LiveJournal RSS aggregation and copyright questions

March 6th, 2006

Someone I know created a “syndication feed” to my blog (this site) on LiveJournal. If you add the user “jrandallfeed” [Update: it’s now called “jrandallblog” — see below for details] to your LiveJournal friends list, you’ll see snippets from this site’s posts show up as you read your LiveJournal friends list. I think that is kind of cool for LiveJournal users who want to keep up with people who are blogging outside of that community.

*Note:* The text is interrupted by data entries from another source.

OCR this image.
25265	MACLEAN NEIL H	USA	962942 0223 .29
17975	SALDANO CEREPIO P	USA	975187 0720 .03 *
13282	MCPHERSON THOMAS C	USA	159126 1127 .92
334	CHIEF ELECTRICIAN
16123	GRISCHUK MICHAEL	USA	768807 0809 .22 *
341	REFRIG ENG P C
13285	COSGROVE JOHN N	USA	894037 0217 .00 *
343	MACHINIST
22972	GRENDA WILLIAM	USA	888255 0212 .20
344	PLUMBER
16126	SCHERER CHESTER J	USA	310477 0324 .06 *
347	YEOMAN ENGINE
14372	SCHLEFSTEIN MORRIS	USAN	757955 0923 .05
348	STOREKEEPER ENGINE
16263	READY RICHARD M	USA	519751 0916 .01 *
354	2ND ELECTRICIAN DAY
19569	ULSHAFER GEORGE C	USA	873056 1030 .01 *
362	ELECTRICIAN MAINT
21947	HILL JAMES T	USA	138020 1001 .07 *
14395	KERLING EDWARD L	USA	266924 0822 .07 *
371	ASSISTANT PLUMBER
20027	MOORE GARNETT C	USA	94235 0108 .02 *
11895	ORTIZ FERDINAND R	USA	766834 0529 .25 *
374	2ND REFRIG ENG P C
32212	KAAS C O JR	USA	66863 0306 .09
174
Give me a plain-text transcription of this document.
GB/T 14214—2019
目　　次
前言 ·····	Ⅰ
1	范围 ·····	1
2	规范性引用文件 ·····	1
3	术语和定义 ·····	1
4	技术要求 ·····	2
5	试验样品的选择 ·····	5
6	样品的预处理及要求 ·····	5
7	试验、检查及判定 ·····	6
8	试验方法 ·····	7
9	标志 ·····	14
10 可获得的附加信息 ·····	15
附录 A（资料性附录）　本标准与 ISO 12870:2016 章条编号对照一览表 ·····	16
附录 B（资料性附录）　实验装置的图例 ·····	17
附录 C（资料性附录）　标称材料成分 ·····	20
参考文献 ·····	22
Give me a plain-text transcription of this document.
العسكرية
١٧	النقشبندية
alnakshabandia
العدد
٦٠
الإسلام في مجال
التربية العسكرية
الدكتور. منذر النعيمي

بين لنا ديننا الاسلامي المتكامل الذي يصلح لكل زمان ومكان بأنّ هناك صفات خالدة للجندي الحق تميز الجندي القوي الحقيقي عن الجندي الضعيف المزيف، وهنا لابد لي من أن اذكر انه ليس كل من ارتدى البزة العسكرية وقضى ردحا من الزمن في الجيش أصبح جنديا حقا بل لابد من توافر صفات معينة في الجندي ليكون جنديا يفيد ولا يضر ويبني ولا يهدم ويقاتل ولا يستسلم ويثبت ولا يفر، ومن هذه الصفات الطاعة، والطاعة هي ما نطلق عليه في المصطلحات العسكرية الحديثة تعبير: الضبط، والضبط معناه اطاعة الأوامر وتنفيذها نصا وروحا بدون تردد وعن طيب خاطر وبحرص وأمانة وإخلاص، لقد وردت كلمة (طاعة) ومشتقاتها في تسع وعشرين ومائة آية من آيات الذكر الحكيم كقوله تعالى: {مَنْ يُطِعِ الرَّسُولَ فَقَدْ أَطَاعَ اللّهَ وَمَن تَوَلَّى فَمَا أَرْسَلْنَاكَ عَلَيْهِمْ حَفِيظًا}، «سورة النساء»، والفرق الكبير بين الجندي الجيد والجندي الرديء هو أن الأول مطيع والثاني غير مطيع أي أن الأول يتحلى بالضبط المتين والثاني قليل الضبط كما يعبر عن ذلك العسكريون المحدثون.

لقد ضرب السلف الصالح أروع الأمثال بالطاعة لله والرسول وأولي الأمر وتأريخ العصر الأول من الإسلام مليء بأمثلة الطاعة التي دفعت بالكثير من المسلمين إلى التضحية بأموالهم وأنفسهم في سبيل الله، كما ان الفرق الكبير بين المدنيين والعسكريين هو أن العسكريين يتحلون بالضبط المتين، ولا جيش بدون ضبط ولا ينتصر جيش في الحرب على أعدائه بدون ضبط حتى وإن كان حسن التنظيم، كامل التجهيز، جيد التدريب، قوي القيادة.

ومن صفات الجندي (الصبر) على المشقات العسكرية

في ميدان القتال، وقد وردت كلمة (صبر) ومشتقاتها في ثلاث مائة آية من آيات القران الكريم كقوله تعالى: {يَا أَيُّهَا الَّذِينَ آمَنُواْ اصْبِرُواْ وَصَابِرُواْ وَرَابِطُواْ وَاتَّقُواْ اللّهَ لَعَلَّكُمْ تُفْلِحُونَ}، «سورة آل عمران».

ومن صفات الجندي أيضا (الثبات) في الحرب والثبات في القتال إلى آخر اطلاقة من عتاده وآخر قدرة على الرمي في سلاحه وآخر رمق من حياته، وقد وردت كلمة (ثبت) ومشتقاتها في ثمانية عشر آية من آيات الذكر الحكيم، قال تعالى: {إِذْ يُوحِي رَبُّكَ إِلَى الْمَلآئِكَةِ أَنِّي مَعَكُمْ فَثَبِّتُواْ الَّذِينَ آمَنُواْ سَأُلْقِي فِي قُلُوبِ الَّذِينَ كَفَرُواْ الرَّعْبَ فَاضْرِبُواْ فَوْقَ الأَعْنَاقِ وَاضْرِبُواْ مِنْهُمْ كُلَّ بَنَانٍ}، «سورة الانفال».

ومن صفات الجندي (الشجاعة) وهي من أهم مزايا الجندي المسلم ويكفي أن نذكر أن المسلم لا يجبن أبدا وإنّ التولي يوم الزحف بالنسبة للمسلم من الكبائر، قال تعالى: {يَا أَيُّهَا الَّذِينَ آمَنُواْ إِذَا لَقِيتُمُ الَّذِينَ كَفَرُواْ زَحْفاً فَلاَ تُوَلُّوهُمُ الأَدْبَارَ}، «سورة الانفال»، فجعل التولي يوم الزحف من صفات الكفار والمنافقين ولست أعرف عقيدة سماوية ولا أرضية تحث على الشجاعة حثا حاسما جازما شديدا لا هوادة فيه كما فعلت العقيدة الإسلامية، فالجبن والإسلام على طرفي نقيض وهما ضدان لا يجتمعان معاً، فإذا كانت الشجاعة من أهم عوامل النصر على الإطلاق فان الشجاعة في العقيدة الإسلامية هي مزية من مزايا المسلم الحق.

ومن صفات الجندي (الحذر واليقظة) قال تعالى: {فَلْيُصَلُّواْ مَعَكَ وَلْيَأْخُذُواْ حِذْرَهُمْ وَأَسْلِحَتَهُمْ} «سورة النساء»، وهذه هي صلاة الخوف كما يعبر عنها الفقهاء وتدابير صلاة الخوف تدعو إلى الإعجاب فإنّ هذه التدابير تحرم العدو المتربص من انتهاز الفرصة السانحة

I’m not particularly excited about the name “jrandallfeed” so I emailed LiveJournal and asked then to change it to “jrandallblog” since that is a bit more in line with how I have organized my site (I actually created a feed to my sailing blog called “jrandallsailing” along the same lines). They wrote back and said “no” with a link to their FAQ explaining that once a feed is created nobody owns it and they won’t delete it or modify it.

That got me thinking about how copyright issues apply to RSS feeds. Obviously, content I create belongs to me. But by providing an RSS feed of my content it is extremely easy for anyone to take it and manipulate it. A “default” RSS feed has no security policies or access restriction, so once content is made available there is nothing, at least in a technical sense, to stop it from being used in any way.

So how is copyright actually applied in the give and take realm of RSS feeds?

When listening to copyrighted music on the web or reading a copyrighted static web page for that matter, I don’t assume I can take the content and incorporate it in to my own work just because it was accessible. Is it assumed that content obtained via RSS can be used or presented in any way, with no guidelines from the owner of that content? What are the legal implications?

I took a peek at my XML to see if I am providing a copyright tag in the feed, and I am not. It looks like I can add a plugin to WordPress that will add some copyright verbage to the posts.

As for LiveJournal, perhaps they should provide some level of control to content owners when their feeds are aggregated through LiveJournal syndication? Or, again, is it just assumed that providing content via RSS removes the owner’s right to control any aspect of its distribution?

Update: The LiveJournal folks manually broke “jrandallfeed” in order to let me create a new syndication link called “jrandallblog” — I appreciate that. It’s a messy solution, but I suspect they’ll clean such things up over time as they refine how they handle their syndication system.

Buena Vista Park

March 4th, 2006

Buena Vista Park image

This is one of those “I’ve lived in San Francisco for years and I can’t believe I’ve never been here before” places: Buena Vista Park. The Haight is just north of this hilltop park, and the Castro is to the southeast on the other side of the Randall Museum. The N-Judah runs underneath it in one of San Francisco’s transit tunnels. The park is really astoundingly scenic, with huge full-grown trees from decades of Arbor Day plantings. The views of The City are framed by those trees; the top of the Golden Gate Bridge can be seen Northward and Point Bonita is visible past the Richmond District.

I went up there for the first time a couple weeks ago on one of my “urban wander-walking” excursions; I hiked through again this morning with a friend to excercise, get another look and take some pictures. It’s a dog-friendly park and a lot of them were out and about this morning — what fun.

As usual, I went online for some more information. Buena Vista Park was created in 1867 — originally called Hill Park — which makes it the oldest park in San Francisco. This is less of a neighborhood park, and much more of a landscape design showcase, if I may use such a term. The Neighborhood Parks Council has much more historical information on their site.

As for me, I really recommend checking it out.